Some of the reasons I have changed my thinking when it comes to labeling people with mental illness include:
- These days big pharma has a drug for seemingly every mental illness listed in the DSM, and I’m simply not on board with drugging people with pills that are unproven and actually carry with them many known dangerous side-effects.
- Clients often long for a mental disorder simply so that they can have their counseling sessions covered through insurance, and that’s quite understandable.
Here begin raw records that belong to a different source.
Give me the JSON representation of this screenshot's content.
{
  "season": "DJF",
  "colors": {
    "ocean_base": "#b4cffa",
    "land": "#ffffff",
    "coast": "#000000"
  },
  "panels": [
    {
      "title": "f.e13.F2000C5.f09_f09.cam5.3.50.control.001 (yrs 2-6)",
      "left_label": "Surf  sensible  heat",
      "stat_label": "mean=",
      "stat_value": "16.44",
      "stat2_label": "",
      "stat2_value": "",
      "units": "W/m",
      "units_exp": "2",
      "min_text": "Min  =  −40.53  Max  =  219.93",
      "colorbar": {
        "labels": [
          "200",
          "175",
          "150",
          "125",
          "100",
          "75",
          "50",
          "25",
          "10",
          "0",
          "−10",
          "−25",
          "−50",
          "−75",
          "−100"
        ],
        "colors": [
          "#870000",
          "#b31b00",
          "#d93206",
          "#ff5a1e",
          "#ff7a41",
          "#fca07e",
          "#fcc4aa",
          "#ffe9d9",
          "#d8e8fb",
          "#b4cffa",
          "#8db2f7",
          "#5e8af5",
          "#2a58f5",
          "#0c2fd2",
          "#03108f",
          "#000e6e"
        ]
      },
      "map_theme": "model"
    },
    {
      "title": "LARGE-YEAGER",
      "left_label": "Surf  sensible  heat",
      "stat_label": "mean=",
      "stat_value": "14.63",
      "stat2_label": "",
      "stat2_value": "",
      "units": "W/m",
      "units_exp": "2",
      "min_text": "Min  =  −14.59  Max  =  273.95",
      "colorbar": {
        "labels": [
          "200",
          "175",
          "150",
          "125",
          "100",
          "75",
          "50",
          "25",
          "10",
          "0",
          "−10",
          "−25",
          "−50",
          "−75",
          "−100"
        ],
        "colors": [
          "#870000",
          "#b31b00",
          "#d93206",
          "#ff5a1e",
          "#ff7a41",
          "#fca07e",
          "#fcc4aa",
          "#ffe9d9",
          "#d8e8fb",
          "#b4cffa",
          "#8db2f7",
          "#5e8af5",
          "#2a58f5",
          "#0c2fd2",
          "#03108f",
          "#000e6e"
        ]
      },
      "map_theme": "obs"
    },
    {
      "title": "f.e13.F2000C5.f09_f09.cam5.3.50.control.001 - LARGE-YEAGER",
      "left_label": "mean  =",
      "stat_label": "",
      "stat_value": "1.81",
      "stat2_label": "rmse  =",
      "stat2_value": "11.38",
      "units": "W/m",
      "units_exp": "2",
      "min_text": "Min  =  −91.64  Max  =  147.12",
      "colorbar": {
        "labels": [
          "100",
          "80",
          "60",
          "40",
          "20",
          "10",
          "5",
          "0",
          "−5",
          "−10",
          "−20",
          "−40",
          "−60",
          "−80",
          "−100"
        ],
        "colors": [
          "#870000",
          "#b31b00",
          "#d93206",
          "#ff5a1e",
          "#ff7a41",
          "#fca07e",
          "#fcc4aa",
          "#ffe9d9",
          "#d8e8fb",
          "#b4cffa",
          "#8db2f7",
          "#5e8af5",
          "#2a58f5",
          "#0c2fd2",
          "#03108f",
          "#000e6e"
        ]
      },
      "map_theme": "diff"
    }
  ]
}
What most clients don’t know, however, is how using insurance today can lead to countless compromises in privacy.
- Another issue most clients wanting to use insurance do not fully understand is how having a “mental disorder” will literally crush them later in life with both health and life insurance. You see, insurance companies today use mental disorder diagnoses to claim “pre-existing condition” when it comes to health insurance (although this is currently being examined through Obamacare and may change), and life insurers immediately place mentally ill people into high-risk categories. Even if you are 50 years old today, if you were diagnosed with depression as a teen life insurers are going to look at you as high-risk, with the false assumption that you could have never improved upon your depression experienced as a teen.
- Then there are the stigmas associated with mental illness — in my experience people seem to speak more freely about having cancer than they do having to see a mental health professional about an emotional concern. Sadly, people suffering from mental illness are often seen and treated differently.
- There are also questionable criteria used to discriminate mental illness from abnormal behavior. These lines are often very blurry and hard to discriminate, but the consequences between being “abnormal” versus mentally ill are night and day.
- Finally, when labeling an individual with “mental illness,” he or she then has a new, self-fulfilling prophecy to fight through in addition to everything else I just described. In other words, when a doctor says you are ADHD, OCD, or any other disorder in the DSM, most people then have to fight through the label often thinking that their biology has hampered and limited them from being happy and successful in life.
A person should not have to be subjected to these modern day conditions that include pressures to go on dangerous drugs, and being discriminated against by insurance companies for temporarily experiencing a mood state or anxiety disorder for a period in their life. It’s also not the business of anyone beyond the client and counselor as to what happens in therapy. It is for these reasons that you won’t be labeled “mentally ill” if you knock on my door.